In her September 9 presentation at the Kinder Institute, George Mason University Professor Rosemarie Zagarri turned to the early U.S. to make the historian’s case for why pro-ISLT arguments miss the mark. The idea of legislative independence, Prof. Zagarri showed, most certainly has revolutionary-era roots. By 1774, individual colonies had become so disaffected with the official channels of imperial government that they began convening extralegal assemblies that were authorized entirely by the people to act as sovereign legislatures, with the power to raise taxes and arms, muster troops and supplies, and generally ready the colonies for conflict. This trend would continue after revolution had sprung. Still wary of—and by all means reacting to—the abuses of the crown and its royal governors, framers of the first wave of state constitutions stripped governors of many of their typical powers (e.g., veto, appointment) and transferred them to legislatures that were, in their eyes, the governing bodies most attuned, responsive, and accountable to the needs of the polity.
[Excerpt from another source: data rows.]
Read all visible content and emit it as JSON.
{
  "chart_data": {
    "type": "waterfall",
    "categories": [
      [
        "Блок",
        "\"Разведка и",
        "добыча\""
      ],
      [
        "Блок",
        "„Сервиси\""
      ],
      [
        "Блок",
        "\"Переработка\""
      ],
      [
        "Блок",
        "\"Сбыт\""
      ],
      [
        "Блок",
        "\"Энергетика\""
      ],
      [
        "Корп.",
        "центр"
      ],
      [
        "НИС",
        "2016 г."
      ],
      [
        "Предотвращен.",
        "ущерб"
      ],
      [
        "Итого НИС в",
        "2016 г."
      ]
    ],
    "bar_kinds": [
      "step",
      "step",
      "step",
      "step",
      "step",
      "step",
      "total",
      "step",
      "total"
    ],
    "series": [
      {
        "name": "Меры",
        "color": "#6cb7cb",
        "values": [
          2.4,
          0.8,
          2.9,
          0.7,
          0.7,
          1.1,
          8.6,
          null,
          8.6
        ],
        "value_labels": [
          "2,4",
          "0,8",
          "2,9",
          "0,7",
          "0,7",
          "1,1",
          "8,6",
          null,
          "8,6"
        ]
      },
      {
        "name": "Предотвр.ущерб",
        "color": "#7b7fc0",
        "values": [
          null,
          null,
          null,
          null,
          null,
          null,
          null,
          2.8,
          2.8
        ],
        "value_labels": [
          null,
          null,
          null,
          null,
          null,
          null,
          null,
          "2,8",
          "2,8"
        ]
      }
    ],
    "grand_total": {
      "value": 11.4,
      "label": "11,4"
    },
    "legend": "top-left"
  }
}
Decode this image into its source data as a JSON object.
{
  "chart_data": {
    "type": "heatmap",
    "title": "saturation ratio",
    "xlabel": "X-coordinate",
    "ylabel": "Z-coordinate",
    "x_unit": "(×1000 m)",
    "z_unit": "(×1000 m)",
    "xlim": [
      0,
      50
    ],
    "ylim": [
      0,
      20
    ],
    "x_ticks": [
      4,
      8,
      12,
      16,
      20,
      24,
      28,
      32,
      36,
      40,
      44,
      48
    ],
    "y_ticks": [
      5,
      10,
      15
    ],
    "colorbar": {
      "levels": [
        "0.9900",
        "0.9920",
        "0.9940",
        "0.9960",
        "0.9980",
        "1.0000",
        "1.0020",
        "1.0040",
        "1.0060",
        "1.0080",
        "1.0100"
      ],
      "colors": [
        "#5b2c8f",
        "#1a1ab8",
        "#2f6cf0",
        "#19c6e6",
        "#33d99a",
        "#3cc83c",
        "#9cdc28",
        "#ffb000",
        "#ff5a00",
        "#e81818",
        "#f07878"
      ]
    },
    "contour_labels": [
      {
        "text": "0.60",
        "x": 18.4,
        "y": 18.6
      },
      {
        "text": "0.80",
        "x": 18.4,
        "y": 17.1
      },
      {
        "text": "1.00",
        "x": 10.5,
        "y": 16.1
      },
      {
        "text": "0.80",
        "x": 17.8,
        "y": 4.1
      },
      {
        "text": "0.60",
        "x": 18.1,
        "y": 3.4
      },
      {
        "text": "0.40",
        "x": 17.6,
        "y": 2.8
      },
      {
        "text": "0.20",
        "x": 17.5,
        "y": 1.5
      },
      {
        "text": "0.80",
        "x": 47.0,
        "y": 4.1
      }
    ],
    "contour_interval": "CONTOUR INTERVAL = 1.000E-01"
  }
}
Two caveats: First, even at their most emboldened, state legislatures at no point had authority to govern alone but were at all times subordinate to the constitutions that constituted them. Additionally, by the 1780s, and as early as 1777, many Americans were having buyers’ remorse over fostering too much democracy, and they responded with innovations that curbed legislative supremacy. Pennsylvania and New York created proto-systems of judicial review. A second wave of state constitutions came soon after the first, some of which were by written by bodies purposefully separate from the legislature, some of which were ratified by the people, and nearly all of which aspired to increase the differentiation between statutory and fundamental law and decrease the power of legislatures in the process (a third wave would make clear beyond the shadow of a doubt that leaders and citizens alike recognized the need for more institutional checks on legislatures).
This “vicious vortex” of legislative supremacy-qua-democratic despotism was likewise felt at the national level, where governing the union under the Articles of Confederation was proving increasingly difficult while state legislatures ran amok. As Prof. Zagarri noted in beginning to circle back to today’s ISLT debates, the need to create a central government that could rein the states in without eliminating their power entirely very much animated the 1787 Constitutional Convention (what led to the Convention, mused John Francis Mercer, was the “corruption and mutability” of the legislatures of the states). Far more important, especially as we evaluate pro-ISLT cases, is the fact that the Constitution addresses this need. You have the Republican Guarantee Clause in Article IV, Section 4, which doesn’t simply safeguard against domestic insurrection but which also promises a republican form of government by guaranteeing to each state its own constitution which the legislature in no way, shape, or form can supersede. You have the aforementioned Time, Manner, Place (TMP) Clause, which grants regulatory power over elections to the state legislatures but also endows Congress with the power to “at any time by Law make or alter such Regulations.” Even if we pretend that this congressional oversight doesn’t exist, ISLT supporters would still face a textualist conundrum of sorts. They defend legislative supremacy over regulating elections on the grounds that the language of the TMP Clause specifically vests this power “in each State by the Legislature thereof.” The problem with this interpretation, however, is that the more you read literature from the founding era, the more you come to find that “state legislature” was deployed repeatedly as a synonym for state governments in their entirety, a fact that would restore to state courts a seat at this particular table. And this is exactly how things played out in the early republic. Legislators forged election laws in accordance with the constitutional protocols in place in each individual state and with the foreknowledge that they would be subject to the oversight of all other branches of state government.
Over time, there have been two instances in which the primacy of state legislatures over election laws was asserted: once during the Civil War and once in the 1870s, and neither of these even remotely approached the level of precedent. Instead, the norm has unfailingly been the one that North Carolina jurists adhered to when weighing in on, and overriding, the legislature’s new map. Why is this even a point of contention, then? The door was cracked to revisit election regulations in Bush v. Gore (2000), and it was in the mad scramble to discredit the results of 2020 that people started charging through it.